Python 3.5 - Get counter to report zero-frequency items
You can just pre-initialize the counter, something like this:
freq_iter = collections.Counter()
freq_iter.update({x:0 for x in bad})
freq_iter.update(pattern.findall(review_processed))
One nice thing about Counter
is that you don't actually have to pre-initialize it - you can just do c = Counter(); c['key'] += 1
, but nothing prevents you from pre-initializing some values to 0 if you want.
For the debt
/debts
thing - that is just an insufficiently specified problem. What do you want the code to do in that case? If you want it to match on the longest pattern matched, you need to sort the list longest-first, that will solve it.

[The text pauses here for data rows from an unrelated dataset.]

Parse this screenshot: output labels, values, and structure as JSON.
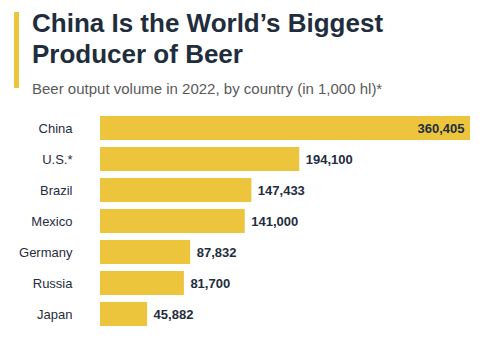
{
  "chart_data": {
    "type": "bar",
    "title": "China Is the World’s Biggest Producer of Beer",
    "subtitle": "Beer output volume in 2022, by country (in 1,000 hl)*",
    "categories": [
      "China",
      "U.S.*",
      "Brazil",
      "Mexico",
      "Germany",
      "Russia",
      "Japan"
    ],
    "values": [
      360405,
      194100,
      147433,
      141000,
      87832,
      81700,
      45882
    ],
    "value_labels": [
      "360,405",
      "194,100",
      "147,433",
      "141,000",
      "87,832",
      "81,700",
      "45,882"
    ],
    "color": "#ecc53d",
    "orientation": "horizontal",
    "xlim": [
      0,
      360405
    ],
    "data_labels": true,
    "tick_labels": "y"
  }
}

If you want both reported, you may need to do multiple searches and save all the results.
Updated to add some information on why it can't find debts
: That has more to do with the regex findall than anything else. re.findall
always looks for the shortest match, but also once it finds one, it doesn't include it in subsequent matches:
In [2]: re.findall('(debt|debts)', 'debtor debts my debt')
Out[2]: ['debt', 'debt', 'debt']
If you really want to find all instances of every word, you need to do them separately:
In [3]: re.findall('debt', 'debtor debts my debt')
Out[3]: ['debt', 'debt', 'debt']
In [4]: re.findall('debts', 'debtor debts my debt')
Out[4]: ['debts']
However, maybe what you are really looking for is words. in this case, use the \b
operator to require a word break:
In [13]: re.findall(r'\bdebt\b', 'debtor debts my debt')
Out[13]: ['debt']
In [14]: re.findall(r'(\b(?:debt|debts)\b)', 'debtor debts my debt')
Out[14]: ['debts', 'debt']
I don't know whether this is what you want or not... in this case, it was able to differentiate debt
and debts
correctly, but it missed debtor
because it only matches a substring, and we asked it not to.
Depending on your use case, you may want to look into stemming the text... I believe there is one in nltk that is pretty simple (used it only once, so I won't try to post an example... this question Combining text stemming and removal of punctuation in NLTK and scikit-learn may be useful), it should reduce debt
, debts
, and debtor
all to the same root word debt
, and do similar things for other words. This may or may not be helpful; I don't know what you are doing with it.